D. "docere" Doctor means "teacher." The term "doctor" is derived from "docere," a Latin word which designated a teacher. It apparently was first employed in the 12th Century in the school of Bologna, being conferred upon those of the legal profession. The French gave the degree of "doctor" to graduates in the schools of divinity and later a similar degree was bestowed to both the religious and legal professionals. Beginning in about 1360 the title and degree of doctor was applied to those in the fields of philosophy, literature and music and to those in other academic crafts and sciences as well as those from divinity and legal schools. The doctor is to teach the patient the elements necessary to restore proper structure and functioning of the body, so as to release and stimulate the vital force to normalize. Good health is produced in this manner through the medium of education (educate, Latin, "to lead'). In this sense education, through the medium of "Logos" (the spoken word) can be considered medicinal.

E. phyein / physis / physicos / Physician means "healing by means of nature." Phyein is the Greek derivative from which the word "physician" originates and is means "to produce or grow." Later this term was applied to a grower of medicinal herbs and plants, evolving subsequently to "physis" meaning "nature," thence into "physikos" meaning "natural," an allusion to the natural origin of plants that were used in healing. Later, the term "physis," or "the art of healing by natural means with herbs and other natural substances," was evolved and finally led to the title of "physician" designating "one who heals by natural methods."

F. "medico" Medicine means "to heal." Medicine is derived from the Latin word, "medico," meaning "to heal." Thus, the science and art of the prevention, cure, or alleviation of disease – restoring and preserving health.
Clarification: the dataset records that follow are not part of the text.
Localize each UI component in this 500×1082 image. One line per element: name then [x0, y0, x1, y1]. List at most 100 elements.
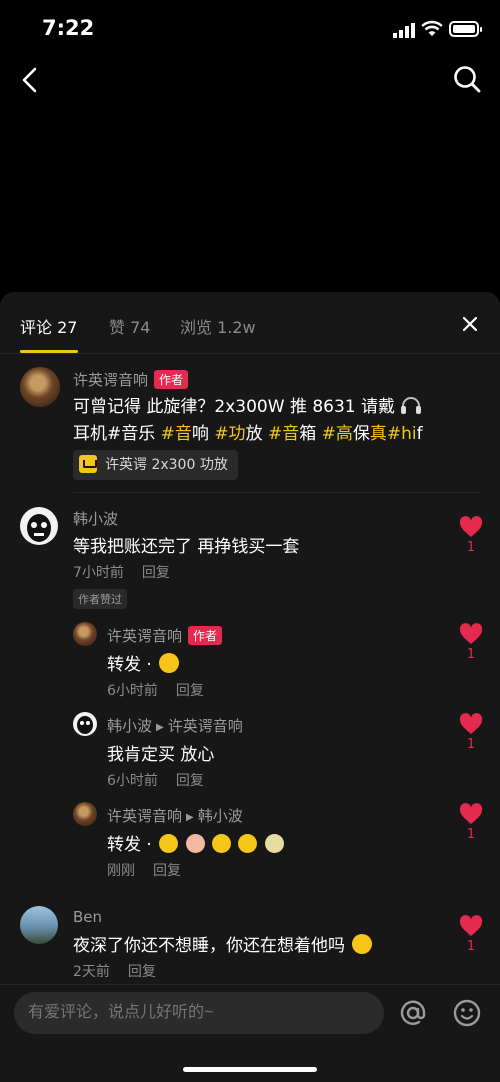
avatar[interactable]	[20, 507, 58, 545]
clapping-emoji-icon	[185, 834, 205, 853]
comment-author[interactable]: 韩小波	[73, 508, 118, 529]
reply-author-name: 韩小波	[107, 717, 153, 735]
divider	[73, 492, 480, 493]
comment-time: 7小时前	[73, 565, 124, 581]
post-author[interactable]: 许英谔音响 作者	[73, 369, 189, 390]
comment-text-content: 夜深了你还不想睡，你还在想着他吗	[73, 936, 345, 956]
reply-author[interactable]: 许英谔音响 ▶ 韩小波	[107, 805, 243, 826]
comment-tabs: 评论 27 赞 74 浏览 1.2w	[0, 292, 500, 354]
like-button[interactable]: 1	[458, 803, 484, 842]
reply-to-name: 韩小波	[197, 807, 243, 825]
reply-button[interactable]: 回复	[153, 863, 181, 879]
tab-comments[interactable]: 评论 27	[20, 314, 77, 338]
ghost-face-icon	[77, 716, 93, 734]
pleading-emoji-icon	[352, 934, 373, 954]
hashtag-link[interactable]: #高	[322, 424, 353, 444]
active-tab-indicator	[20, 350, 78, 353]
comment-meta: 7小时前 回复	[73, 562, 170, 582]
avatar[interactable]	[73, 802, 97, 826]
search-icon[interactable]	[452, 64, 482, 94]
shopping-cart-icon	[79, 455, 97, 473]
avatar[interactable]	[20, 367, 60, 407]
reply-meta: 6小时前 回复	[107, 680, 204, 700]
product-tag[interactable]: 许英谔 2x300 功放	[73, 450, 238, 480]
close-icon[interactable]	[460, 314, 480, 334]
reply-button[interactable]: 回复	[142, 565, 170, 581]
reply-text-content: 转发 ·	[107, 655, 152, 675]
cellular-signal-icon	[393, 23, 415, 38]
comment-time: 2天前	[73, 964, 110, 980]
post-text-segment: 箱	[299, 424, 322, 444]
reply-time: 6小时前	[107, 773, 158, 789]
hashtag-link[interactable]: 真	[370, 424, 387, 444]
status-time: 7:22	[42, 16, 95, 40]
grinning-emoji-icon	[238, 834, 258, 853]
avatar[interactable]	[73, 622, 97, 646]
product-name: 许英谔 2x300 功放	[105, 457, 228, 473]
back-icon[interactable]	[16, 66, 44, 94]
reply-time: 6小时前	[107, 683, 158, 699]
like-button[interactable]: 1	[458, 516, 484, 555]
comment-meta: 2天前 回复	[73, 961, 156, 981]
heart-icon	[459, 915, 483, 936]
post-text-line1: 可曾记得 此旋律？2x300W 推 8631 请戴	[73, 392, 422, 417]
reply-button[interactable]: 回复	[128, 964, 156, 980]
battery-icon	[449, 21, 482, 37]
author-badge: 作者	[154, 370, 189, 389]
comment-author[interactable]: Ben	[73, 908, 102, 926]
reply-text-content: 转发 ·	[107, 835, 152, 855]
reply-time: 刚刚	[107, 863, 135, 879]
hashtag-link[interactable]: #hi	[387, 424, 417, 444]
reply-author[interactable]: 许英谔音响 作者	[107, 625, 223, 646]
hashtag-link[interactable]: #功	[214, 424, 245, 444]
like-count: 1	[466, 647, 476, 662]
avatar[interactable]	[20, 906, 58, 944]
emoji-icon[interactable]	[452, 998, 482, 1028]
post-text-segment: 耳机#音乐	[73, 424, 161, 444]
comment-text: 等我把账还完了 再挣钱买一套	[73, 537, 300, 557]
reply-author-name: 许英谔音响	[107, 807, 183, 825]
reply-author[interactable]: 韩小波 ▶ 许英谔音响	[107, 715, 243, 736]
comment-input[interactable]	[14, 992, 384, 1034]
like-count: 1	[466, 737, 476, 752]
post-text-segment: f	[416, 424, 423, 444]
post-text-segment: 保	[352, 424, 370, 444]
post-text: 可曾记得 此旋律？2x300W 推 8631 请戴	[73, 397, 396, 417]
heart-icon	[459, 623, 483, 644]
reply-button[interactable]: 回复	[176, 773, 204, 789]
reply-author-name: 许英谔音响	[107, 627, 183, 645]
author-badge: 作者	[188, 626, 223, 645]
thumbs-up-emoji-icon	[159, 834, 179, 853]
reply-meta: 刚刚 回复	[107, 860, 181, 880]
reply-to-arrow-icon: ▶	[186, 812, 194, 823]
reply-text: 转发 ·	[107, 650, 180, 675]
ghost-face-icon	[27, 514, 51, 542]
tab-likes[interactable]: 赞 74	[109, 314, 150, 338]
like-button[interactable]: 1	[458, 623, 484, 662]
home-indicator	[183, 1067, 317, 1072]
heart-icon	[459, 803, 483, 824]
post-author-name: 许英谔音响	[73, 371, 149, 389]
like-count: 1	[466, 827, 476, 842]
reply-text: 我肯定买 放心	[107, 745, 215, 765]
reply-button[interactable]: 回复	[176, 683, 204, 699]
tab-views[interactable]: 浏览 1.2w	[180, 314, 256, 338]
post-text-line2: 耳机#音乐 #音响 #功放 #音箱 #高保真#hif	[73, 419, 423, 444]
cheers-emoji-icon	[264, 834, 284, 853]
like-button[interactable]: 1	[458, 713, 484, 752]
reply-text: 转发 ·	[107, 830, 284, 855]
reply-to-arrow-icon: ▶	[156, 722, 164, 733]
comment-text: 夜深了你还不想睡，你还在想着他吗	[73, 931, 373, 956]
surprised-emoji-icon	[159, 653, 180, 673]
hashtag-link[interactable]: #音	[161, 424, 192, 444]
reply-meta: 6小时前 回复	[107, 770, 204, 790]
post-text-segment: 放	[245, 424, 268, 444]
reply-to-name: 许英谔音响	[167, 717, 243, 735]
like-button[interactable]: 1	[458, 915, 484, 954]
heart-icon	[459, 713, 483, 734]
post-text-segment: 响	[191, 424, 215, 444]
like-count: 1	[466, 939, 476, 954]
avatar[interactable]	[73, 712, 97, 736]
hashtag-link[interactable]: #音	[268, 424, 299, 444]
mention-icon[interactable]	[398, 998, 428, 1028]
Now, unfortunately, commonly understood, in a much narrower sense, to only mean drugs and their preparations. The ultimate goal of any health care system should be prevention. This is accomplished through education and promotion of life-habits that create good health. The Naturopath assesses risk factors and hereditary susceptibility to disease and makes appropriate interventions to avoid further harm and risk to the patient. The emphasis is on building health rather than on fighting disease.

G. Addressing and healing the whole person. Recognize the multifactorial nature of health and disease. Health and disease are conditions of the whole organism, a whole, involving complex interaction of physical, spiritual, mental, emotional, genetic, environmental, social, and other factors. The physician must assess and address the whole person by taking all of these factors into account. The harmonious functioning of all aspects of the individual is essential to recovery from and prevention of disease, and requires a personalized and comprehensive approach to assessment and healing.